Op 19 november 2024 heeft de Rechtbank Zeeland-West-Brabant in Breda uitspraak gedaan in een verzoek op grond van artikel 530 van het Wetboek van Strafvordering (Sv). Het verzoek werd ingediend door de verzoeker, vertegenwoordigd door mr. J.H.E.M. Kersemaekers, advocaat te Breda. De verzoeker had een vergoeding aangevraagd voor kosten van rechtsbijstand in verband met een klaagschriftprocedure die was ingetrokken na een last tot teruggave van inbeslaggenomen goederen door de officier van justitie.
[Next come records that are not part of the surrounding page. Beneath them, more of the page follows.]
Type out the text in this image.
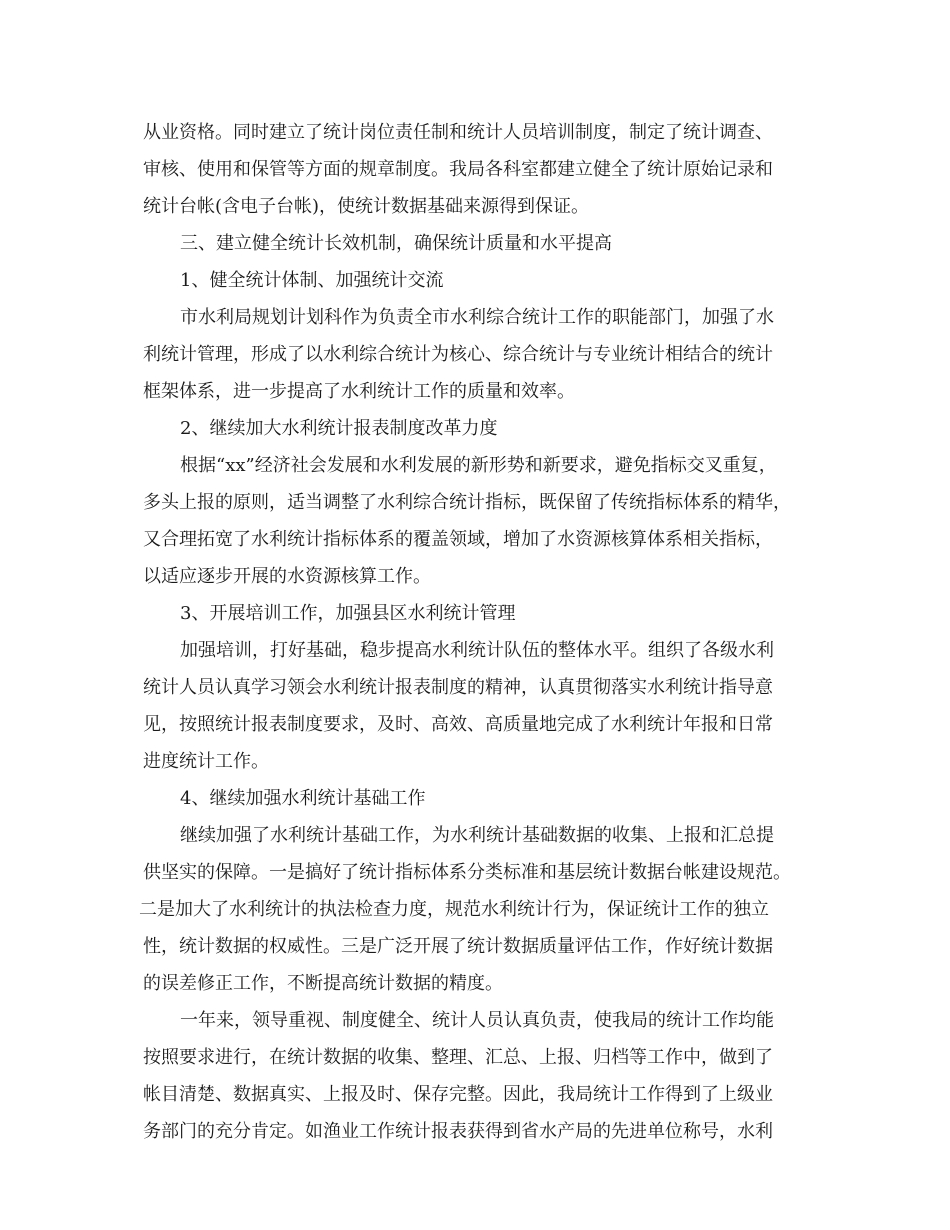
从业资格。同时建立了统计岗位责任制和统计人员培训制度，制定了统计调查、
审核、使用和保管等方面的规章制度。我局各科室都建立健全了统计原始记录和
统计台帐(含电子台帐)，使统计数据基础来源得到保证。
三、建立健全统计长效机制，确保统计质量和水平提高
1、健全统计体制、加强统计交流
市水利局规划计划科作为负责全市水利综合统计工作的职能部门，加强了水
利统计管理，形成了以水利综合统计为核心、综合统计与专业统计相结合的统计
框架体系，进一步提高了水利统计工作的质量和效率。
2、继续加大水利统计报表制度改革力度
根据“xx”经济社会发展和水利发展的新形势和新要求，避免指标交叉重复，
多头上报的原则，适当调整了水利综合统计指标，既保留了传统指标体系的精华，
又合理拓宽了水利统计指标体系的覆盖领域，增加了水资源核算体系相关指标，
以适应逐步开展的水资源核算工作。
3、开展培训工作，加强县区水利统计管理
加强培训，打好基础，稳步提高水利统计队伍的整体水平。组织了各级水利
统计人员认真学习领会水利统计报表制度的精神，认真贯彻落实水利统计指导意
见，按照统计报表制度要求，及时、高效、高质量地完成了水利统计年报和日常
进度统计工作。
4、继续加强水利统计基础工作
继续加强了水利统计基础工作，为水利统计基础数据的收集、上报和汇总提
供坚实的保障。一是搞好了统计指标体系分类标准和基层统计数据台帐建设规范。
二是加大了水利统计的执法检查力度，规范水利统计行为，保证统计工作的独立
性，统计数据的权威性。三是广泛开展了统计数据质量评估工作，作好统计数据
的误差修正工作，不断提高统计数据的精度。
一年来，领导重视、制度健全、统计人员认真负责，使我局的统计工作均能
按照要求进行，在统计数据的收集、整理、汇总、上报、归档等工作中，做到了
帐目清楚、数据真实、上报及时、保存完整。因此，我局统计工作得到了上级业
务部门的充分肯定。如渔业工作统计报表获得到省水产局的先进单位称号，水利
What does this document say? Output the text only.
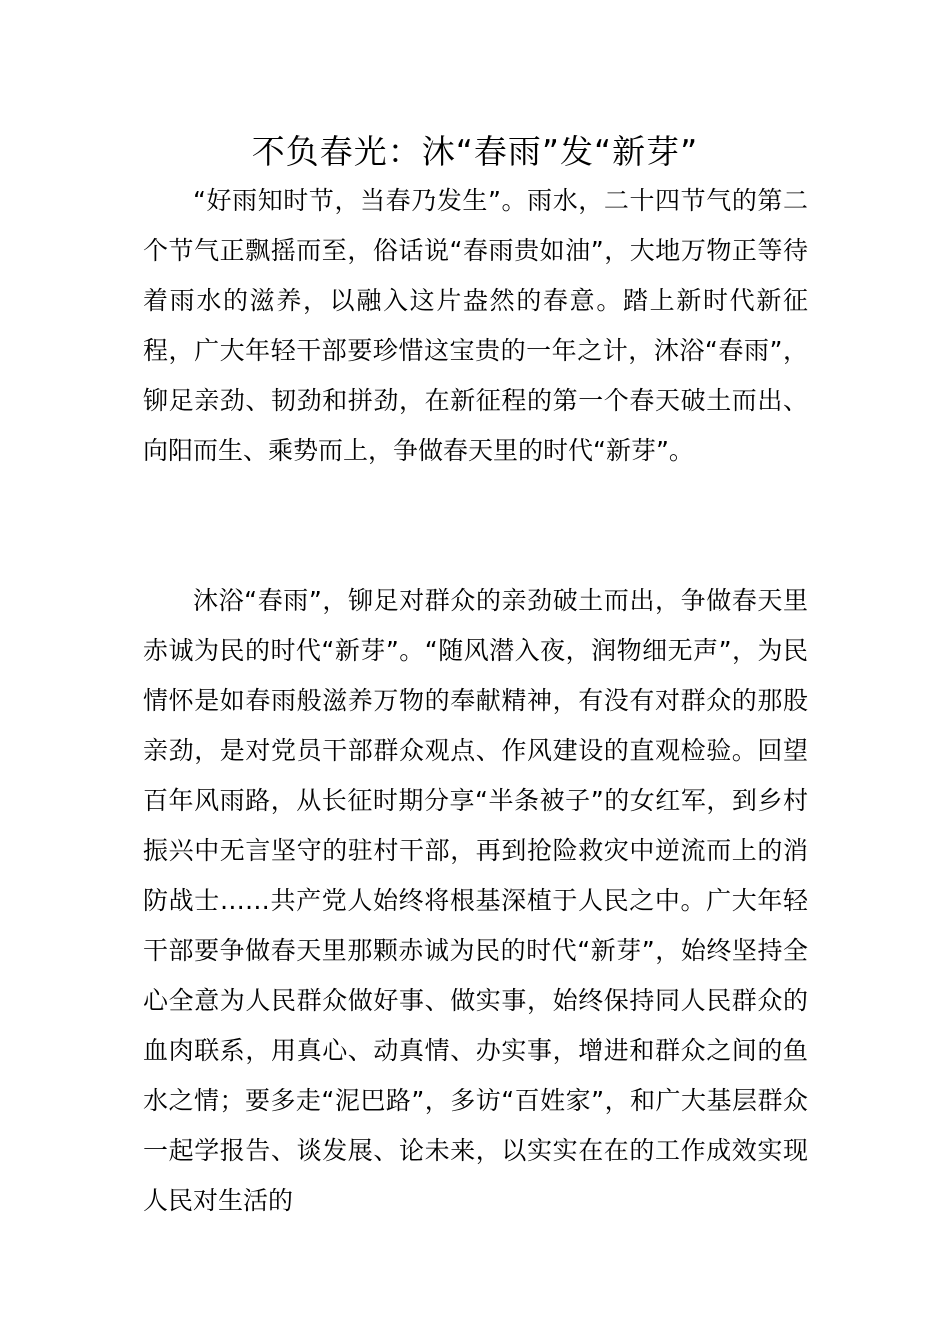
不负春光：沐“春雨”发“新芽”

“好雨知时节，当春乃发生”。雨水，二十四节气的第二个节气正飘摇而至，俗话说“春雨贵如油”，大地万物正等待着雨水的滋养，以融入这片盎然的春意。踏上新时代新征程，广大年轻干部要珍惜这宝贵的一年之计，沐浴“春雨”，铆足亲劲、韧劲和拼劲，在新征程的第一个春天破土而出、向阳而生、乘势而上，争做春天里的时代“新芽”。

沐浴“春雨”，铆足对群众的亲劲破土而出，争做春天里赤诚为民的时代“新芽”。“随风潜入夜，润物细无声”，为民情怀是如春雨般滋养万物的奉献精神，有没有对群众的那股亲劲，是对党员干部群众观点、作风建设的直观检验。回望百年风雨路，从长征时期分享“半条被子”的女红军，到乡村振兴中无言坚守的驻村干部，再到抢险救灾中逆流而上的消防战士……共产党人始终将根基深植于人民之中。广大年轻干部要争做春天里那颗赤诚为民的时代“新芽”，始终坚持全心全意为人民群众做好事、做实事，始终保持同人民群众的血肉联系，用真心、动真情、办实事，增进和群众之间的鱼水之情；要多走“泥巴路”，多访“百姓家”，和广大基层群众一起学报告、谈发展、论未来，以实实在在的工作成效实现人民对生活的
De rechtbank heeft vastgesteld dat de verzoeker ontvankelijk is in zijn verzoek, aangezien het verzoekschrift tijdig na de intrekking van het klaagschrift is ingediend.
De rechtbank heeft de argumenten van de advocaat van de verzoeker gehoord, die stelde dat de tijd die nodig was voor de praktische afwikkeling van het beslag aanzienlijk was en dat dit een bijzondere omstandigheid vormde die een afwijking van de standaardvergoeding rechtvaardigde. De officier van justitie, mr. M. Nieuwenhuis, heeft echter betoogd dat de vergoeding gematigd moest worden tot 30 minuten, wat resulteerde in een lagere toewijzing van de kosten.
Na beoordeling van de ingediende stukken en de toelichting in raadkamer, heeft de rechtbank geoordeeld dat er inderdaad sprake was van uitzonderlijke omstandigheden die extra werkzaamheden rechtvaardigden. De rechtbank heeft de kosten van rechtsbijstand, die door de verzoeker zijn aangevraagd, als voldoende onderbouwd beschouwd en heeft het verzoek tot vergoeding van € 2.729,60 toegewezen. De beslissing is genomen door mr. J.C. Gillesse, rechter, en is op dezelfde dag openbaar uitgesproken. Tegen deze beslissing staat hoger beroep open voor zowel het Openbaar Ministerie als de verzoeker.